Variable Rate Irrigation (VRI) allows users to apply specific amounts of water to predefined sections of irrigated fields. In use, VRI relies upon a combination of hardware and software which determines water application patterns based on topography information, soil data maps, yield data and the like. Using VRI, the amount of water applied to each section of a field is controlled for varying crop types and soil types. Because of this, users are able to save water and fertilizer/chemical costs in their farming operations while maximizing the irrigation benefits from a given amount of water.
A key aspect of VRI is the control of water application rates/depths for specific areas of a given field. Applying VRI, there are primarily two methods for varying water application depths applied by center pivot or linear irrigation equipment. One is to vary the speed of the irrigation span thereby changing the water application depth for a segment of the field. For instance, reducing the irrigation span speed by 50% will double the water application depth beneath the entire span for a given area. The second method requires the control of sprinklers individually or in groups (zones) using hydraulic valves. Using the second method, sprinkler zones are turned on/off (pulsing) using computer software control algorithms which are able to change the water application depth within individual zones. For example, using a cycle time of 50% (sprinkler valve open for 50% and closed for 50% of time period) will reduce the water application depth for a given area by 50%.
The ability to control water application levels using either speed or sprinkler zone control is limited. With respect to speed control, changing the speed of an irrigation span for one area of a field necessarily requires that the speed of the entire length of the span be changed. Accordingly, since field soil types vary along the irrigation span, compromises must be made to best match application depths of a given area.

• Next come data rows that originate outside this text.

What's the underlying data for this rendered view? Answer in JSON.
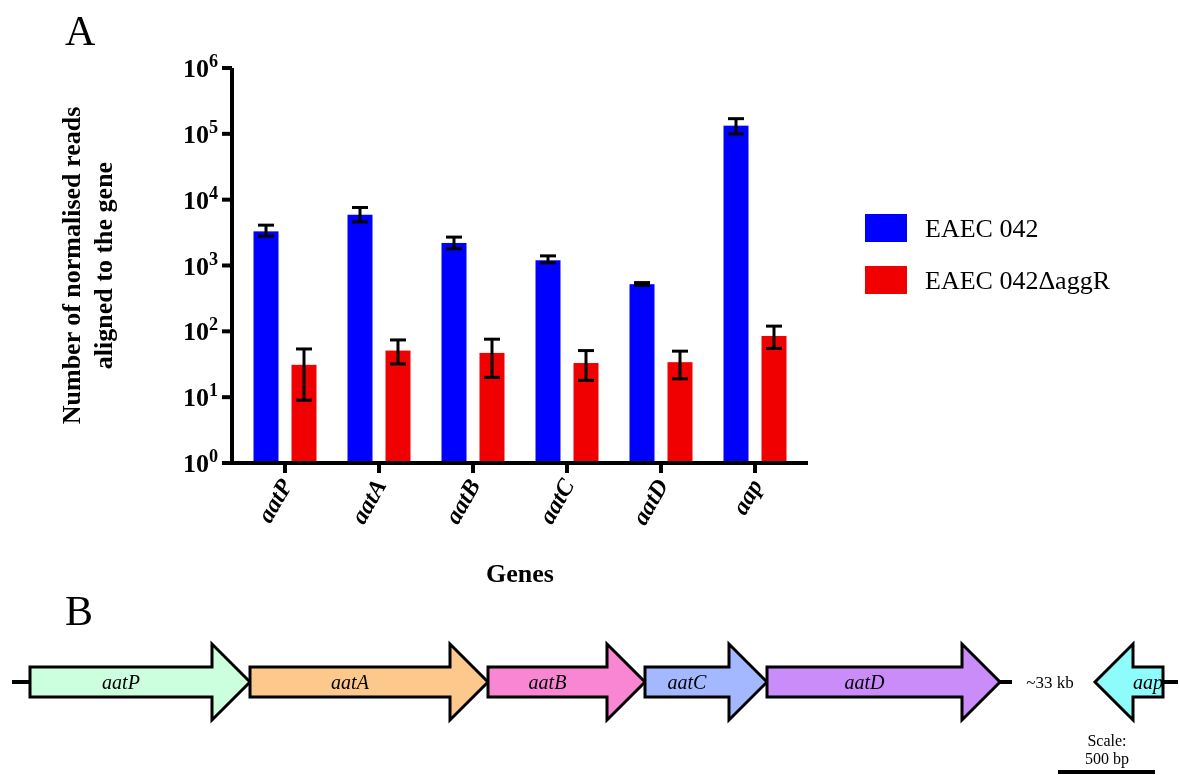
{
  "chart_data": [
    {
      "type": "bar",
      "title": "A",
      "xlabel": "Genes",
      "ylabel": "Number of normalised reads aligned to the gene",
      "categories": [
        "aatP",
        "aatA",
        "aatB",
        "aatC",
        "aatD",
        "aap"
      ],
      "log": true,
      "ylim": [
        1,
        1000000
      ],
      "yticks": [
        {
          "value": 1,
          "label": "10$^{0}$"
        },
        {
          "value": 10,
          "label": "10$^{1}$"
        },
        {
          "value": 100,
          "label": "10$^{2}$"
        },
        {
          "value": 1000,
          "label": "10$^{3}$"
        },
        {
          "value": 10000,
          "label": "10$^{4}$"
        },
        {
          "value": 100000,
          "label": "10$^{5}$"
        },
        {
          "value": 1000000,
          "label": "10$^{6}$"
        }
      ],
      "legend": "right",
      "grid": false,
      "series": [
        {
          "name": "EAEC 042",
          "color": "#0000ff",
          "values": [
            3300,
            5900,
            2200,
            1200,
            520,
            133000
          ],
          "errors": [
            [
              2800,
              4100
            ],
            [
              4600,
              7600
            ],
            [
              1800,
              2700
            ],
            [
              1100,
              1400
            ],
            [
              500,
              550
            ],
            [
              100000,
              170000
            ]
          ]
        },
        {
          "name": "EAEC 042ΔaggR",
          "color": "#f00000",
          "values": [
            31,
            51,
            47,
            33,
            34,
            85
          ],
          "errors": [
            [
              9,
              54
            ],
            [
              32,
              74
            ],
            [
              20,
              76
            ],
            [
              18,
              51
            ],
            [
              19,
              50
            ],
            [
              55,
              120
            ]
          ]
        }
      ]
    },
    {
      "type": "other",
      "title": "B",
      "annotations": [
        "aatP",
        "aatA",
        "aatB",
        "aatC",
        "aatD",
        "aap",
        "~33 kb",
        "Scale:",
        "500 bp"
      ]
    }
  ]
}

With respect to pulsing sprinklers, lag time between the signal to close/open a valve and when the valve actually closes/opens can be inconsistent throughout an irrigation event causing variations in water application depths. Further, cycle times are also limited based on the movement of the machine. If the off time portion of the cycle time is too long, the water application depths will be incorrect.
What is needed is a system to provide precise control of the water application depth in an irrigation system. Further, what is needed is a control system which is responsive to continual changes and which can make adjustments in the water application depth with very little lag time. Finally, what is needed is a control system which can control the water application depth under different water pressure conditions. The present invention overcomes the short comings of the prior art by accomplishing these critical objectives.